Com o passar dos anos e crescente investimento, alguns sócios foram se desligando até que restassem apenas pai e filho na sociedade. Foram anos de trabalho duro e incansável. Lembro-me ainda criança e no início da adolescência que pouco via meu pai durante os dias da semana. Era o primeiro a sair e o último a chegar em casa. Todo esse esforço para erguer seu maior troféu, o Hospital Dr. Beda, inaugurado em homenagem ao seu grande incentivador no dia 16/09/1993. Lembro-me também dos veraneios em Grussaí, onde quase que diariamente tínhamos casa cheia, sempre na companhia de seu maior amigo Walter Paes, que nós chamávamos carinhosamente de tio Valtinho. Nessa época não era incomum sermos acordados no meio da madrugada com o som de bandas musicais que só Deus sabe de onde saíam. A reboque do Hospital Dr. Beda vieram novas conquistas, como a maternidade Lilia Neves, o plano de saúde ASES, a UTI neonatal, entre vários outros serviços que a essa altura da cerimônia já devem ter sido mencionados. Mas nem tudo foram flores, num dia nublado de domingo, perdemos ao acaso nossa jóia mais preciosa. Foram tempos de choro, desespero e ira. Um passo em falso. Demorou bastante, mas ao mesmo tempo cuidou de abrandar, cicatrizar as feridas e ajudar a aceitar o que não pode ser mudado. Ficou a saudade. Depois de um longo retiro, a vida tinha que continuar e assim seguiu.

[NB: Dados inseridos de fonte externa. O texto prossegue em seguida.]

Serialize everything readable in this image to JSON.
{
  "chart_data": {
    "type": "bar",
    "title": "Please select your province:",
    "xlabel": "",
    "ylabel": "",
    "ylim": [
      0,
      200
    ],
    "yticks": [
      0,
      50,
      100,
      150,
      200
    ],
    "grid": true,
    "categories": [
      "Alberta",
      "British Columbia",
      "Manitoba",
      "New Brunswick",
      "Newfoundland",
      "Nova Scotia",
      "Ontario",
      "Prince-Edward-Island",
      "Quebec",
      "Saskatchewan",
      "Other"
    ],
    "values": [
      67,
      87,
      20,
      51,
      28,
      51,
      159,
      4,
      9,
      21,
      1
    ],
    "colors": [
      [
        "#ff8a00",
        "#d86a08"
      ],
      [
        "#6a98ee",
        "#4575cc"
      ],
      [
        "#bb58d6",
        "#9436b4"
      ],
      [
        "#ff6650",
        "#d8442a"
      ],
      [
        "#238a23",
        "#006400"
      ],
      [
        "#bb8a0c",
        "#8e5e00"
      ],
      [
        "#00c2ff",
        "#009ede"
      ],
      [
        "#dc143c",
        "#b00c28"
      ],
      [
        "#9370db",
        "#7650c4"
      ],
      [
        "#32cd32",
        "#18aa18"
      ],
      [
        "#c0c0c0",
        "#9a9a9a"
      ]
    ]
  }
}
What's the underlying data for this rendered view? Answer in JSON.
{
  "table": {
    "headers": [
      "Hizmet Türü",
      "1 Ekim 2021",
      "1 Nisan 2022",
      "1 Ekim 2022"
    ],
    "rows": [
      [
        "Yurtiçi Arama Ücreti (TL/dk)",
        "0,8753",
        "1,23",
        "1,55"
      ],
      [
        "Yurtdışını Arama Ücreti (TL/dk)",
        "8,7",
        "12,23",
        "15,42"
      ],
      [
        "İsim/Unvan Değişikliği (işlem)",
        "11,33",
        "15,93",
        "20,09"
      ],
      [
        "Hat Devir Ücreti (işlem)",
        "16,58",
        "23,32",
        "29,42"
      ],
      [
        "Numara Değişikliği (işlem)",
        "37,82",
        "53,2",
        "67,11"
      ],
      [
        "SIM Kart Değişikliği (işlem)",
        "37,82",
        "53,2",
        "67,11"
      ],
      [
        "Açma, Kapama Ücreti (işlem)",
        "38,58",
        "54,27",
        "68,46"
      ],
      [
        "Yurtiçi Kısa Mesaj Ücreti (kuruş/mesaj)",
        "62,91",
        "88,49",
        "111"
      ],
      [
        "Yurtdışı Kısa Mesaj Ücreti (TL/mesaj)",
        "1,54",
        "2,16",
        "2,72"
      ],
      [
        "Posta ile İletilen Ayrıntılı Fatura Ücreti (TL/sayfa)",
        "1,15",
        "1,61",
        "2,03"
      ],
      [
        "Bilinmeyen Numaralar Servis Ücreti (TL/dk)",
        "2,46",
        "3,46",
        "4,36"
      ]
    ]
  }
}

Poucos anos depois, seu pai (Haroldo) passou a apresentar problemas graves de saúde que culminaram em sua morte. Mais um desafio estava por vir. Empresa familiar, herdeiros em litígio, atuação parcial e ostensiva do poder judiciário e político, que levaram a uma intervenção judicial com afastamento do sócio majoritário do comando das empresas. Foram tempos de guerra, nove longos meses de batalhas diárias, angústia, incerteza e noites mal dormidas. Literalmente, o fundo do poço. Muitos se afastaram. Outros, acho até que sentiram uma ponta de satisfação. Mas, novamente, Deus nos mostrou a luz no fim do túnel. Lembro-me do meu pai falando que estava disposto a abrir mão de todo o patrimônio que havia construído com seu trabalho a ter que entregar seu maior tesouro: o Hospital Dr. Beda. “Se eu permanecer com o hospital, tenho certeza de que posso reconstruir tudo de novo”, ele falou e assim se realizou. Fim de mais um ciclo.

Logo em seguida vieram os netos, João Pedro, Pedro Henrique, Hugo, Davi, Carlos Eduardo e José Guilherme para encher nossas vidas com tempo de alegria. Também no seu tempo começam a surgir as justas homenagens por uma vida inteira de serviços prestados ao Estado do Rio de Janeiro, principalmente a Campos dos Goytacazes, sua terra natal, a qual elevou a patamares inimagináveis no que tange a medicina de ponta. Resumindo sua história, chego a seguinte conclusão: A vida tem ciclos inevitáveis. Deus está sempre presente e segura nossas mãos. Às vezes, não compreendemos porque temos que passar por certas situações, mas o exercício da esperança nos leva a viver com sabedoria, alegria e confiança. Falo em nome de nossa família: sua esposa, seus filhos e seus netos que todos temos uma admiração e orgulho enorme de você. Você é um vencedor! Antes de me despedir deixo uma frase que até prove-se em contrário lhe pertence: “Pra cima do medo, coragem!”